But I wonder if there isn't something else besides the hegemony of (male) "expert advice" at play here? One thing I noticed with infant care advice was the extreme emphasis on the DANGER of everything, especially products. Everything came with a million warnings, down to plastic grocery bags with those labels that say DO NOT ALLOW CHILDREN TO PLAY WITH THIS OR THEY WILL DIE. Now, I understand how it is possible to suffocate with a grocery bag, but the danger that grocery bags pose to most children in practice is pretty much zero. But there are two forces that animate these hyper-cautious warnings: The first is legal liability, which is much higher for makers of baby stuff than adult stuff b/c babies can't be held to any standard of reasonableness like adults can (if adult suffocates with grocery bag, it is his fault, but if baby does, it is bag-maker's fault). So that increases the incentive to put alarmist labels on everything, to pre-empt lawsuits. The second thing at play is the sense that even one child killed in a preventable way is too much, and from the perspective of any given mother, the desire to protect one's own child from accidental death as much as humanly possible leads to high risk-aversion. So they in turn want the danger labels on everything b/c they want to know the risks.

I think this dynamic is also in play in "expert" or "scientific" childcare advice. Everyone emphasizes that the actual incidence of SIDS is very low, but no expert wants to recommend any practice that might in any way contribute to it for fear of being held legally or morally liable for a child's death, while at the same time, mothers don't want to try anything that is even remotely linked with risk of SIDS, even if that link is very remote and presented as such.
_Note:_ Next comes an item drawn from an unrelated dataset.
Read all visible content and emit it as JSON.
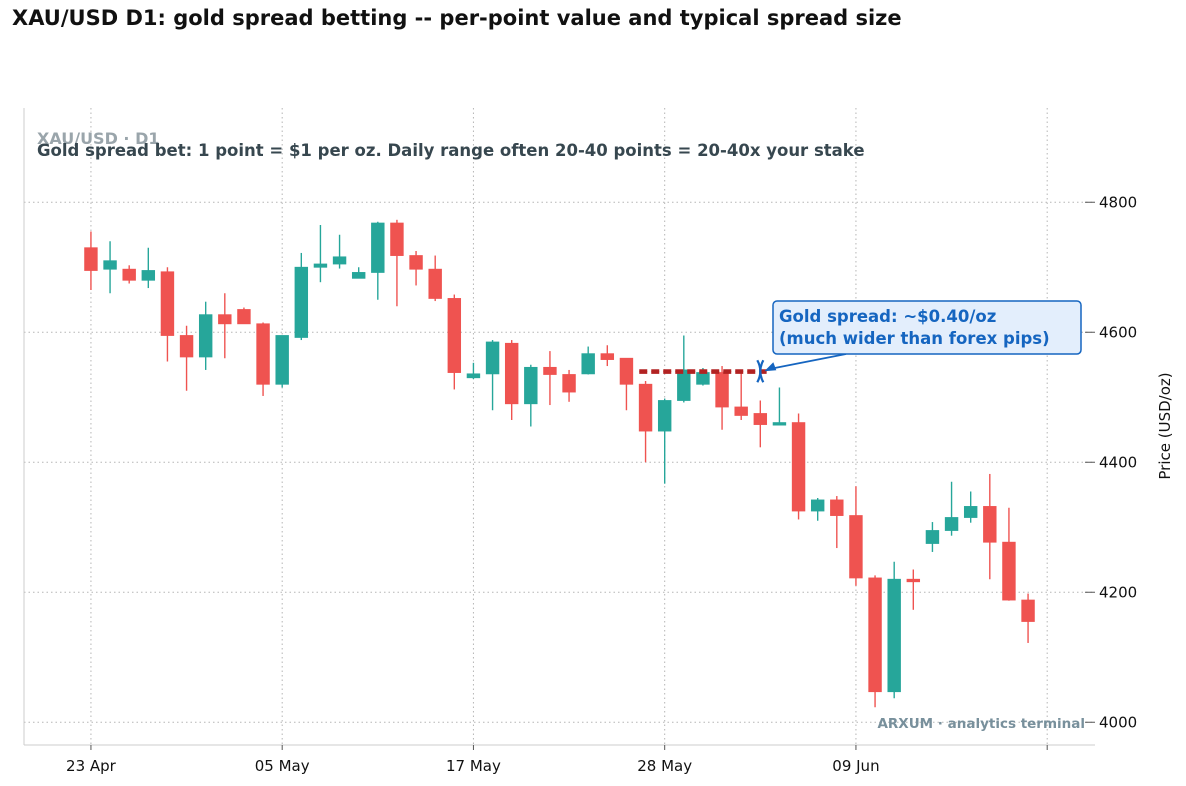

So it's a perfect storm that results in all educated parents dutifully putting babies to sleep on their backs in cribs, even though it becomes clear very quickly that most babies sleep better on their stomachs and with their mothers.

If high expert/manufacturer liability fear and extreme maternal risk-aversion are also forces that shape the character of childrearing advice, then it's less that women are being pushed around by professionals and at least in part that women's expectations and professionals' fears shape the advice and how it is conveyed.

Emily Hale said...

Yeah, so according to the cosleeping expert all the crunchy mamas love at Notre Dame, it has to do with breastfeeding parents being in touch with a kid's needs and responsive to the kid in a way that a non breastfeeding parent (including fathers) aren't. So this applies to sleeping directly in the bed with an infant. So this expert uses science, too I think. I think he has a cosleeping lab:) Not really sure. So we had the kid in bed with us and he was never near his father, but only by me. And I would react to the kid every time he stirred, often without waking up. His father would not.
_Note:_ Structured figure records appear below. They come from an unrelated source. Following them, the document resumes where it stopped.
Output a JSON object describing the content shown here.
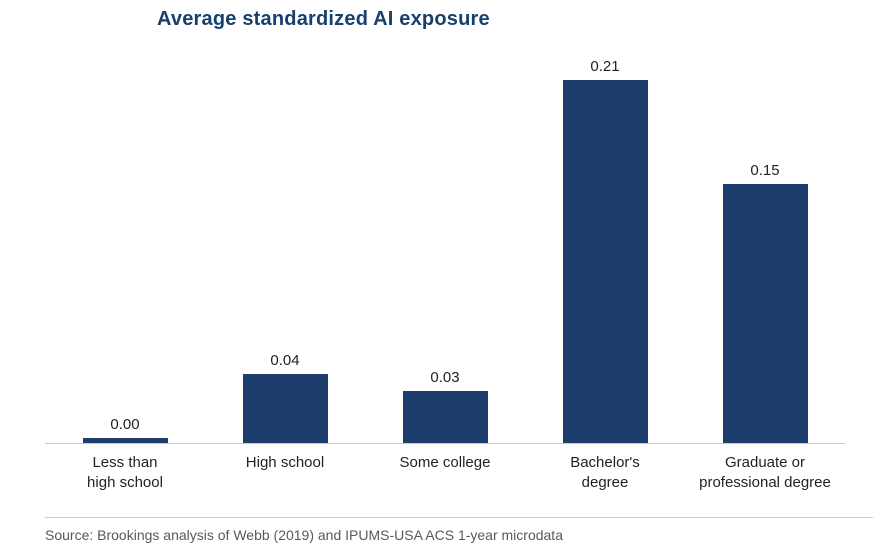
{
  "chart_data": {
    "type": "bar",
    "title": "Average standardized AI exposure",
    "categories": [
      "Less than\nhigh school",
      "High school",
      "Some college",
      "Bachelor's\ndegree",
      "Graduate or\nprofessional degree"
    ],
    "values": [
      0.0,
      0.04,
      0.03,
      0.21,
      0.15
    ],
    "value_labels": [
      "0.00",
      "0.04",
      "0.03",
      "0.21",
      "0.15"
    ],
    "xlabel": "",
    "ylabel": "",
    "ylim": [
      0,
      0.21
    ],
    "grid": "off",
    "legend": "none"
  },
  "colors": {
    "bar": "#1d3e6c",
    "title": "#17406d",
    "axis_line": "#c9c9c9",
    "value_text": "#231f20",
    "source_text": "#58595b"
  },
  "source": {
    "text": "Source: Brookings analysis of Webb (2019) and IPUMS-USA ACS 1-year microdata"
  }
}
I don't think we should be overthrowing science or experts. But that we have to be really attentive toward what these experts are guiding us. And I don't think it's just male expertise that's a problem.

Another example is the Baby-Led Weaning thing, which we did. Plenty of experts hate this. But the baby-led weaning people use science and do research too and are experts of some kind. And it's pretty scary because that risk-averse thing that you're talking about is really compelling and you feel like you might choke your kid. Heck, you feel like you might choke your kid after you feed him a grape cut in half in the wrong direction. Because a scary fb article told you this might kill your kid.

I think legal liability plays into this. And I think a motherly desire to protect your kid play into it. But I also think that the experts can either play into your fear or tell you to calm down. I think the latter is really important. And so I love that woman who writes about Free Range Parenting. She argues that the world hasn't actually gotten less safe and so it's reasonable to teach your kids to be independent from a young age and that it's terrible for the government to intervene in parents' reasonable decisions. And so we get into the whole debate over whether you can leave your kid in the car for five minutes while you run into a store. And I suspect that while the law (often) tells you you can't, for safety reasons, it can in some instances actually be safer to leave your kids in the car with the windows down for five minutes.

I guess I think that experts should be educating women and parents in order to make wise decisions rationally, rather than out of fear. And realizing you can't get rid of risk entirely. I think parents should learn to trust themselves. Whether or not some experts caused the fear and risk-aversion problem (and maybe it's not just them causing it, as you point out), they shouldn't be feeding into it to sell books, but should be pushing back against it.